NVlabs/timeloop

Maximizing PE array utilization in convolution runs

Opened this issue · 1 comments

Hello there,

I am currently working on designing a 200 by 200 PE Convolution accelerator. I have taken the base template from the exercise provided and read through some documentation but my mapping strategies return with about 1-2% utilization.

Here are my input architecture files, parsed_input, generated map, and statistics showing utilization.

My inner PE spatial loop bounds seem to only unroll along the Y-axis with nothing in the X-axis. I believe the issues come from the constraints definition but I also have the intution problem dimensions (VGG) are not suited for a large PE array hence why I try mapping more batches.

Any input is appreciated.

arch_conv.txt
parsed-processed-input-large-pe-array-multi-batch.txt

timeloop-mapper.stats.txt
timeloop-mapper.map.txt

There's something odd. Your spec appears to be creating a 200x200 array but the stats.txt reports 16x16 instances at all inner levels of the hierarchy.
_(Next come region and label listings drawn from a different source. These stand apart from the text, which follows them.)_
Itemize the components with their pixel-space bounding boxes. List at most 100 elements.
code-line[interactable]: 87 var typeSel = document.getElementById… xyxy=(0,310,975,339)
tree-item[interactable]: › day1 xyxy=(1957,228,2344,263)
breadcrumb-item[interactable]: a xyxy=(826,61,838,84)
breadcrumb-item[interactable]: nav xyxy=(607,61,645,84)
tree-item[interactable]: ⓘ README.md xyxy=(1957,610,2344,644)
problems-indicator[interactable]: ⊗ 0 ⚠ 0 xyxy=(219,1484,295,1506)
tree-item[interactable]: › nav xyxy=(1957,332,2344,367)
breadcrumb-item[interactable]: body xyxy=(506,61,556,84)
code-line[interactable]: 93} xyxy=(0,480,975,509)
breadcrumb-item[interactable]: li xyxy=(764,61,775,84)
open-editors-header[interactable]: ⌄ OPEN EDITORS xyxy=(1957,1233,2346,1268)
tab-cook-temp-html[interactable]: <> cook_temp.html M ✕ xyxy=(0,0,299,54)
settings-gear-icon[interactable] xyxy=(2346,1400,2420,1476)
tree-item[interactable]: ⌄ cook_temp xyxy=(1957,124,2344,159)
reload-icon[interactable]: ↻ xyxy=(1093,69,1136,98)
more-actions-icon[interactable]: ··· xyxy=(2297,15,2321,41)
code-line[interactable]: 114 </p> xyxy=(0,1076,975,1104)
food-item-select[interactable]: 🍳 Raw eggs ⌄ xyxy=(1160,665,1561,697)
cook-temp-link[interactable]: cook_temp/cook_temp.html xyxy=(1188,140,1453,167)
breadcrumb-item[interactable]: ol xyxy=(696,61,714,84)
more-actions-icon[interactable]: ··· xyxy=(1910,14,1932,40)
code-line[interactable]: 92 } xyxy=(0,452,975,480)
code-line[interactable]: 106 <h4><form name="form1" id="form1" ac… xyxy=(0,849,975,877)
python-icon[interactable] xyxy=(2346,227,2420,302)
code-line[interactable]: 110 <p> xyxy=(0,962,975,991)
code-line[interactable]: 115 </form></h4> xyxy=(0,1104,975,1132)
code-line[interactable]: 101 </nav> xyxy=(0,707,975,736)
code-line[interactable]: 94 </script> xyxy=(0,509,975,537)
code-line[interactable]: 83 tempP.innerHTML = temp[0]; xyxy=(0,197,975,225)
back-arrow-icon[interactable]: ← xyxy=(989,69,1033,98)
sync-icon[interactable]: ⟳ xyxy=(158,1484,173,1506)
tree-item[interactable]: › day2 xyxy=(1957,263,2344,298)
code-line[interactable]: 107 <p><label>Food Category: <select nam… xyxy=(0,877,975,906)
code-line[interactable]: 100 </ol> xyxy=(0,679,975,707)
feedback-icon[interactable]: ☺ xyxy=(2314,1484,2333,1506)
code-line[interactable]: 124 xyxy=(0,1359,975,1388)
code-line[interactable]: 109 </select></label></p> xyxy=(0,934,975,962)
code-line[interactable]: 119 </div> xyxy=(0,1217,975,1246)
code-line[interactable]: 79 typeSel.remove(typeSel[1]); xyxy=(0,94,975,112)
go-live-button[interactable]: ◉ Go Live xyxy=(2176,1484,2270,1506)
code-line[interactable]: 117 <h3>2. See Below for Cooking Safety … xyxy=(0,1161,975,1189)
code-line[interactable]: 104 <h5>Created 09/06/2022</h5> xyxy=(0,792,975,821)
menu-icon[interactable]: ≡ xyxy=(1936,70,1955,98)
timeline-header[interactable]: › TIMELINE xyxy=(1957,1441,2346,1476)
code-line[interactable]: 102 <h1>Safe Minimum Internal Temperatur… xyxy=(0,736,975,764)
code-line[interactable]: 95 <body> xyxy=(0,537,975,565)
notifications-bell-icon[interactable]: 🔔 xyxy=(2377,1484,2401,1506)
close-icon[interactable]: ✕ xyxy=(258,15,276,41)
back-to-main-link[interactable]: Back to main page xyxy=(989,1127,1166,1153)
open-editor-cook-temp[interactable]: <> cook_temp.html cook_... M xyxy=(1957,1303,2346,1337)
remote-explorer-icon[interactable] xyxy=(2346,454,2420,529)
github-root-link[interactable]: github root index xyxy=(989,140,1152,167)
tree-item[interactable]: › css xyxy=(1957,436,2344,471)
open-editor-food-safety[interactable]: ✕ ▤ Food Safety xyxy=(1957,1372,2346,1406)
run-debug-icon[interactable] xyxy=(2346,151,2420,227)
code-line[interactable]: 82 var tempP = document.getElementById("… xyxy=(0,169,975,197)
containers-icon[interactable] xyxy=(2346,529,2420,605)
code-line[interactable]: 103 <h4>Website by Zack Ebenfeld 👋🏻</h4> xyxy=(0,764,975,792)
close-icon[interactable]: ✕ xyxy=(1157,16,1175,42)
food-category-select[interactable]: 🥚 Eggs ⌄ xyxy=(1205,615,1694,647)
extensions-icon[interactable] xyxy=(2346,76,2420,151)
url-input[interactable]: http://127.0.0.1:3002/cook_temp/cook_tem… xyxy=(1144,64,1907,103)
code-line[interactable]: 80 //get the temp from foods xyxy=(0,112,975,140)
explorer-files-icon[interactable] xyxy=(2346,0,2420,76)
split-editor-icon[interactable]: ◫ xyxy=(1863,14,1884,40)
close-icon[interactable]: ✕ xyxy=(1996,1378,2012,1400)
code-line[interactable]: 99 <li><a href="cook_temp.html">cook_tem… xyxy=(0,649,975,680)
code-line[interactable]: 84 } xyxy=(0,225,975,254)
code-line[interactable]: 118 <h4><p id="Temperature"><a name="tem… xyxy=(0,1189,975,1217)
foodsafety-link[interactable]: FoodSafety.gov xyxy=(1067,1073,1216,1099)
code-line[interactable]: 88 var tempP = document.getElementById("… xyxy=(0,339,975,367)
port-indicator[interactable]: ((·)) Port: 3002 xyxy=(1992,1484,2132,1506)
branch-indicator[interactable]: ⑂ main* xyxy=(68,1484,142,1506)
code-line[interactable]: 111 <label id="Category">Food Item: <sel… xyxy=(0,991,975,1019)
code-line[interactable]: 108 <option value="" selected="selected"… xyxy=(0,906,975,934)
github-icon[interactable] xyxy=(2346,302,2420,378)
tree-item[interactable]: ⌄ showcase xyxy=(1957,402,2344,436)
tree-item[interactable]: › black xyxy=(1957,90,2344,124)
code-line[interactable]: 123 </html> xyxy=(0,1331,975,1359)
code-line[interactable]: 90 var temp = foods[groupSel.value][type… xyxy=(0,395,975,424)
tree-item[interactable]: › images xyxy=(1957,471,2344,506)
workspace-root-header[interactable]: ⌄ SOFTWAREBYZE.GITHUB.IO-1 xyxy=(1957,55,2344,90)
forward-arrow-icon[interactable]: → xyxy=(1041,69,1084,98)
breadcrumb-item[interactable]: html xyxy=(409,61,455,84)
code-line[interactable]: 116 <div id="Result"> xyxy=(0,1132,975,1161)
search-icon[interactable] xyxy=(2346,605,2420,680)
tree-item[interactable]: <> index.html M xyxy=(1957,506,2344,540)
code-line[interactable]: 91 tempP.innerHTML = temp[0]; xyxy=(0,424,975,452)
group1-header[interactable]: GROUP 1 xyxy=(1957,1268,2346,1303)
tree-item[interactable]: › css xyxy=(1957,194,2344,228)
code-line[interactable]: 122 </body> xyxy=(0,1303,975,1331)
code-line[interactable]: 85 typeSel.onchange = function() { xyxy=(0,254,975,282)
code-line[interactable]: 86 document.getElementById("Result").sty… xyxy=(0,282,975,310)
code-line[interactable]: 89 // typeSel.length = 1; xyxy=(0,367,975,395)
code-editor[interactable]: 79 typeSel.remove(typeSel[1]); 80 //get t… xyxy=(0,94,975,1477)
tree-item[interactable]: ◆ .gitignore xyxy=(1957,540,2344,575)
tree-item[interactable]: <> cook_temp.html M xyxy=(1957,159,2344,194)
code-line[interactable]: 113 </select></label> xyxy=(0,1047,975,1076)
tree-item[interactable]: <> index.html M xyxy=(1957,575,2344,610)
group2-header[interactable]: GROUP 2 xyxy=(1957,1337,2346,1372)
Are you sure the stat dump is from this arch?

Overall a 200x200 array is hard to fill spatially. Most mappings will be underutilized, so I suspect the mapper search is just giving up too quickly. Try tweaking the hyperparameters to make it try harder. Also, in your innermost buffer constraints you should add a min parallelism constraint (e.g., 0.5). This will early-reject any mappings that don't have at least 50% utilization. You won't prevent the search heuristic from visiting such mappings, but you will elide the expensive evaluation cost for these mappings.